My professor was deriving the parallel axis theorem wherein he took the Center of mass of an object as some point O and was calculating the moment of inertia about an axis through point P located at a distance d from O. I consider a point i with infinitesimal dimensions located at a distance r from P ( given by vector $\vec r$ ) and distance $r_i$ from O ( given by vector $\vec r_i$ ).

\begin{align} I_p=\sum_i m_i r^2 &= \sum_i m_i (\vec d+ \vec r_i)(\vec d+ \vec r_i) \\ &= d^2\sum_i m_i + \sum_i m_i r_i^2 + 2d \sum_i m_i r_i= d^2\sum_i m_i + I_{cm} + 2\vec d \sum_i m_i \vec r_i \end{align}

According to my professor $\sum_i m_i \vec r_i$ vanishes because $\sum_i m_i \vec r_i$ can be written as $(\frac{\sum_i m_i \vec r_i}{M}) \times M$ and $\frac{\sum_i m_i \vec r_i}{M} =0 $ because this is the center of mass in a co-ordinate system with center of mass as the origin and hence is zero I do not understand this. Maybe because I do not have complete grip over the concept of center of mass.

Answer 1

So, to first give you an idea about what the centre of mass (COM) is and why it is useful to introduce it, imagine we have some object that is performing a superposition of an unaccelerated drift motion along a straight line and a circular rotation with small radius around some comoving centre (see the figure with drift motion to the right). This could be for example a planet circling a central star which is moving unaccelerated in space.

If we ask about its moment of inertia around some axis, it is intuitively clear, that we should not care about the moment of inertia with respect to some fixed axis since this will change with time as the object drifts through space. Instead, we know that if we have an axis comoving with the object, we can separate the contribution coming from the drift motion and a contribution constant in time coming from the rotation around the centre of rotation in the comoving system.

The COM $\vec{R}=\frac{1}{M}\sum_i m_i \vec{r_i}$ is then the formal tool we use for this separation. It gives us the contribution of the drift motion, which we can set to zero by switching to the comoving coordinates frame $\vec{r}_i'=\vec{r}_i-\vec{R}$ (physics should be the same in all inertial frames).

Thus, when proofing the parallel axis theorem, we can always assume to be in the $\vec{r}'$ system where $\vec{R'}=0$ since all interesting physics is captured by the contribution from the comoving system.

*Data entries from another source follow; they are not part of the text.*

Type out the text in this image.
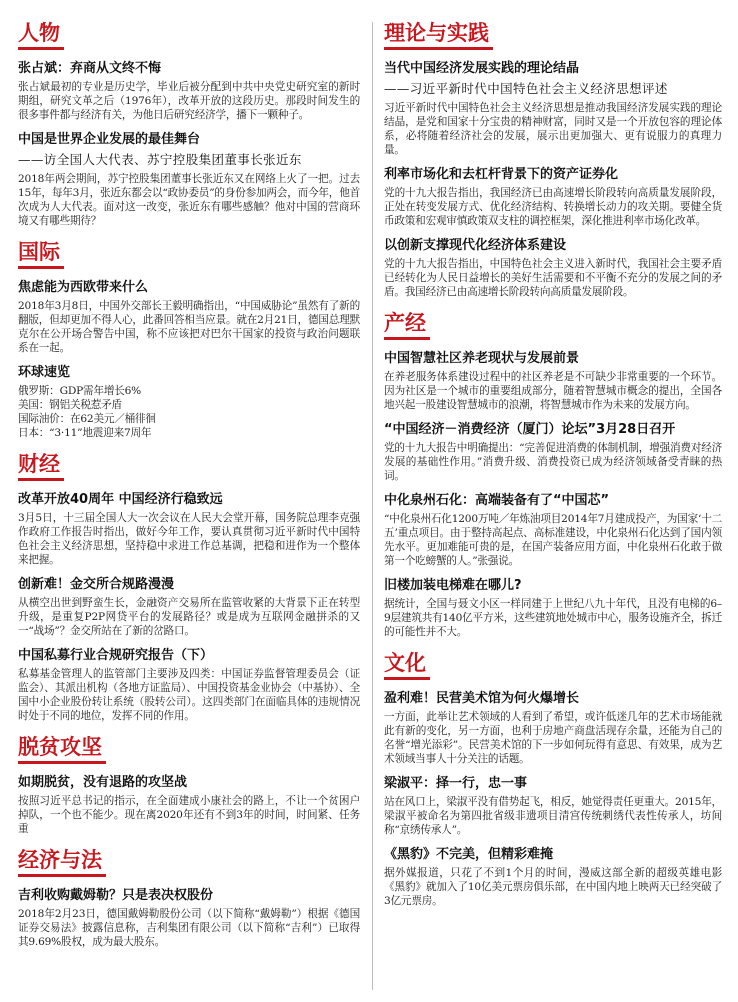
人物
张占斌：弃商从文终不悔

张占斌最初的专业是历史学，毕业后被分配到中共中央党史研究室的新时期组，研究文革之后（1976年），改革开放的这段历史。那段时间发生的很多事件都与经济有关，为他日后研究经济学，播下一颗种子。

中国是世界企业发展的最佳舞台
——访全国人大代表、苏宁控股集团董事长张近东

2018年两会期间，苏宁控股集团董事长张近东又在网络上火了一把。过去15年，每年3月，张近东都会以“政协委员”的身份参加两会，而今年，他首次成为人大代表。面对这一改变，张近东有哪些感触？他对中国的营商环境又有哪些期待？

国际
焦虑能为西欧带来什么

2018年3月8日，中国外交部长王毅明确指出，“中国威胁论”虽然有了新的翻版，但却更加不得人心，此番回答相当应景。就在2月21日，德国总理默克尔在公开场合警告中国，称不应该把对巴尔干国家的投资与政治问题联系在一起。

环球速览

俄罗斯：GDP需年增长6%
美国：钢铝关税惹矛盾
国际油价：在62美元／桶徘徊
日本：“3·11”地震迎来7周年

财经
改革开放40周年 中国经济行稳致远

3月5日，十三届全国人大一次会议在人民大会堂开幕，国务院总理李克强作政府工作报告时指出，做好今年工作，要认真贯彻习近平新时代中国特色社会主义经济思想，坚持稳中求进工作总基调，把稳和进作为一个整体来把握。

创新难！金交所合规路漫漫

从横空出世到野蛮生长，金融资产交易所在监管收紧的大背景下正在转型升级，是重复P2P网贷平台的发展路径？或是成为互联网金融拼杀的又一“战场”？金交所站在了新的岔路口。

中国私募行业合规研究报告（下）

私募基金管理人的监管部门主要涉及四类：中国证券监督管理委员会（证监会）、其派出机构（各地方证监局）、中国投资基金业协会（中基协）、全国中小企业股份转让系统（股转公司）。这四类部门在面临具体的违规情况时处于不同的地位，发挥不同的作用。

脱贫攻坚
如期脱贫，没有退路的攻坚战

按照习近平总书记的指示，在全面建成小康社会的路上，不让一个贫困户掉队，一个也不能少。现在离2020年还有不到3年的时间，时间紧、任务重

经济与法
吉利收购戴姆勒？只是表决权股份

2018年2月23日，德国戴姆勒股份公司（以下简称“戴姆勒”）根据《德国证券交易法》披露信息称，吉利集团有限公司（以下简称“吉利”）已取得其9.69%股权，成为最大股东。

理论与实践
当代中国经济发展实践的理论结晶
——习近平新时代中国特色社会主义经济思想评述

习近平新时代中国特色社会主义经济思想是推动我国经济发展实践的理论结晶，是党和国家十分宝贵的精神财富，同时又是一个开放包容的理论体系，必将随着经济社会的发展，展示出更加强大、更有说服力的真理力量。

利率市场化和去杠杆背景下的资产证券化

党的十九大报告指出，我国经济已由高速增长阶段转向高质量发展阶段，正处在转变发展方式、优化经济结构、转换增长动力的攻关期。要健全货币政策和宏观审慎政策双支柱的调控框架，深化推进利率市场化改革。

以创新支撑现代化经济体系建设

党的十九大报告指出，中国特色社会主义进入新时代，我国社会主要矛盾已经转化为人民日益增长的美好生活需要和不平衡不充分的发展之间的矛盾。我国经济已由高速增长阶段转向高质量发展阶段。

产经
中国智慧社区养老现状与发展前景

在养老服务体系建设过程中的社区养老是不可缺少非常重要的一个环节。因为社区是一个城市的重要组成部分，随着智慧城市概念的提出，全国各地兴起一股建设智慧城市的浪潮，将智慧城市作为未来的发展方向。

“中国经济－消费经济（厦门）论坛”3月28日召开

党的十九大报告中明确提出：“完善促进消费的体制机制，增强消费对经济发展的基础性作用。”消费升级、消费投资已成为经济领域备受青睐的热词。

中化泉州石化：高端装备有了“中国芯”

“中化泉州石化1200万吨／年炼油项目2014年7月建成投产，为国家‘十二五’重点项目。由于整持高起点、高标准建设，中化泉州石化达到了国内领先水平。更加难能可贵的是，在国产装备应用方面，中化泉州石化敢于做第一个吃螃蟹的人。”张强说。

旧楼加装电梯难在哪儿?

据统计，全国与聂文小区一样同建于上世纪八九十年代，且没有电梯的6–9层建筑共有140亿平方米，这些建筑地处城市中心，服务设施齐全，拆迁的可能性并不大。

文化
盈利难！民营美术馆为何火爆增长

一方面，此举让艺术领域的人看到了希望，或许低迷几年的艺术市场能就此有新的变化，另一方面，也利于房地产商盘活现存余量，还能为自己的名誉“增光添彩”。民营美术馆的下一步如何玩得有意思、有效果，成为艺术领域当事人十分关注的话题。

梁淑平：择一行，忠一事

站在风口上，梁淑平没有借势起飞，相反，她觉得责任更重大。2015年，梁淑平被命名为第四批省级非遗项目清宫传统刺绣代表性传承人，坊间称“京绣传承人”。

《黑豹》不完美，但精彩难掩

据外媒报道，只花了不到1个月的时间，漫威这部全新的超级英雄电影《黑豹》就加入了10亿美元票房俱乐部，在中国内地上映两天已经突破了3亿元票房。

Hope the answer helps

Answer 2

It is sometimes easier to look at a simple system when trying to understand what to do.

Centre of mass at $O$, with mass $2m$ at $Y$ and mass $m$ at $X$.

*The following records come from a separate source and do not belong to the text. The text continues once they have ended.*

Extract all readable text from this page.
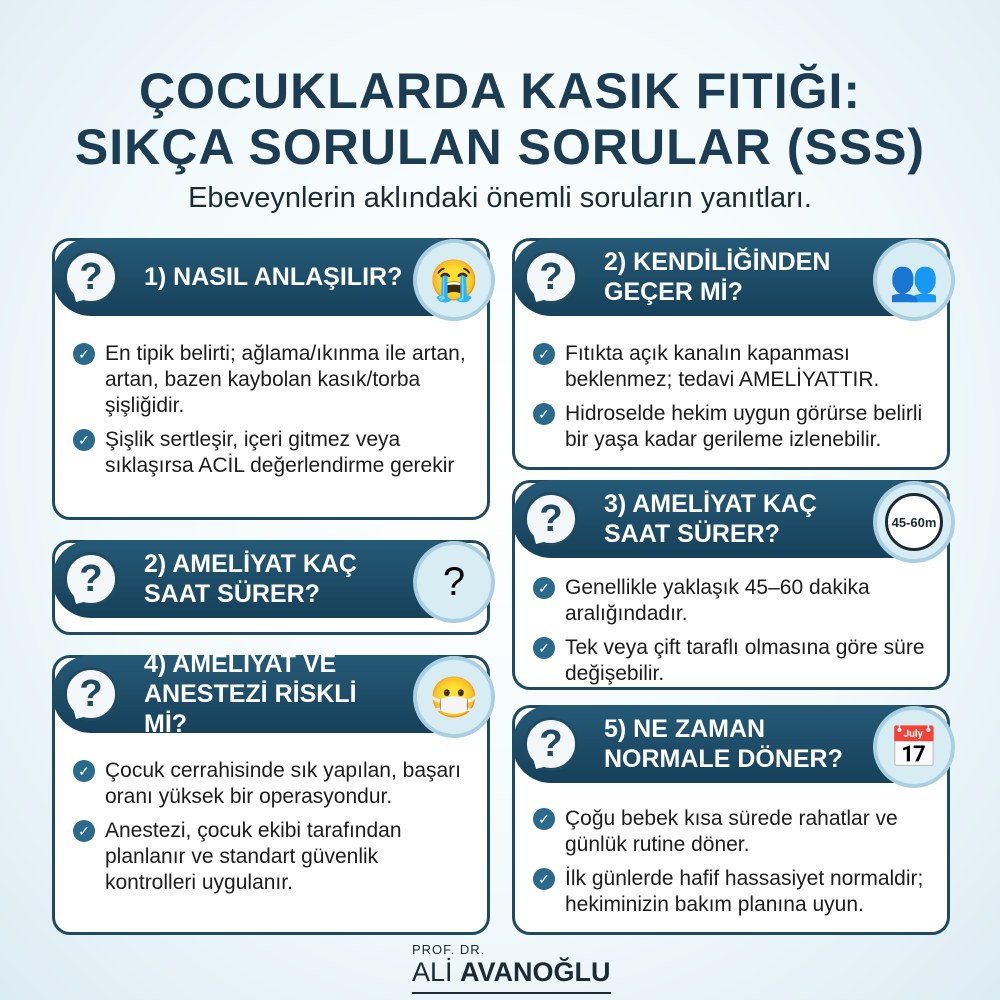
ÇOCUKLARDA KASIK FITIĞI:
SIKÇA SORULAN SORULAR (SSS)
Ebeveynlerin aklındaki önemli soruların yanıtları.
?	1) NASIL ANLAŞILIR? 😭
✓ En tipik belirti; ağlama/ıkınma ile artan, artan, bazen kaybolan kasık/torba şişliğidir.
✓ Şişlik sertleşir, içeri gitmez veya sıklaşırsa ACİL değerlendirme gerekir
?	2) AMELİYAT KAÇ SAAT SÜRER?	?
?
4) AMELİYAT VE ANESTEZİ RİSKLİ Mİ?
😷
✓ Çocuk cerrahisinde sık yapılan, başarı oranı yüksek bir operasyondur.
✓ Anestezi, çocuk ekibi tarafından planlanır ve standart güvenlik kontrolleri uygulanır.
?	2) KENDİLİĞİNDEN GEÇER Mİ?	👥
✓ Fıtıkta açık kanalın kapanması beklenmez; tedavi AMELİYATTIR.
✓ Hidroselde hekim uygun görürse belirli bir yaşa kadar gerileme izlenebilir.
?	3) AMELİYAT KAÇ SAAT SÜRER?	45-60m
✓ Genellikle yaklaşık 45–60 dakika aralığındadır.
✓ Tek veya çift taraflı olmasına göre süre değişebilir.
?	5) NE ZAMAN NORMALE DÖNER?	📅
✓ Çoğu bebek kısa sürede rahatlar ve günlük rutine döner.
✓ İlk günlerde hafif hassasiyet normaldir; hekiminizin bakım planına uyun.
PROF. DR.
ALİ AVANOĞLU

$I_{\rm O}=2m\,y^2 + m\,x^2$

$I_{\rm P} = 2m(y+d)^2+m(d-x)^2$

Simplifying and rearranging gives,

$I_{\rm P} = \underbrace{d^2(m + 2 m)}_{\Large d^2\, \Sigma m_{\rm i}} + \underbrace{2m\,y^2 + m\,x^2}_{\Large I_{\rm O}} + \underbrace{2d(2m\,y-m\,x)}_{\Large2d\,\Sigma m_{\rm i}r_{\rm i}}$

and it is the last term that have asked about.

You can see by inspection that if $O$ is the centre of mass of the system then $\Sigma m_{\rm i} \times 0 = \Sigma m_{\rm i} \,x_{\rm i} = m\,x - 2m\, y$ which makes that last term zero.

Answer 3

http://hyperphysics.phy-astr.gsu.edu/hbase/cm.html

for two masses the center of mass position is:

$$x_{cm}=\frac{m_1\,x_1+m_2\,x_2}{m_1+m_2}\tag 1$$

with $$ x_1=x_{cm}+r_1\quad ,x_2=x_{cm}+r_2$$

you obtain from equation (1)

$$0\,(x_{cm})=\frac{m_1\,r_1+m_2\,r_2}{m_1+m_2}=0$$

or in general case $~\sum_i\,m_i\,r_i=0$

Answer 4

The centre of mass is defined such that the sum of mass moments about it is zero. Recall how the CoM was defined: $$ M\vec{r}_{cm} = \sum_{all}m_i\vec{r}_i $$ M can be written as $\sum_{all}m_i$. The above equation can then be written as: $$ \sum_{all}m_i\vec{r}_i = \vec{r}_{cm}\sum_{all}m_i = \sum_{all}m_i \vec{r}_{cm} $$

Transposing:

$$ \sum_{all}m_i\vec r = 0 $$ where r is distance vector from the CoM.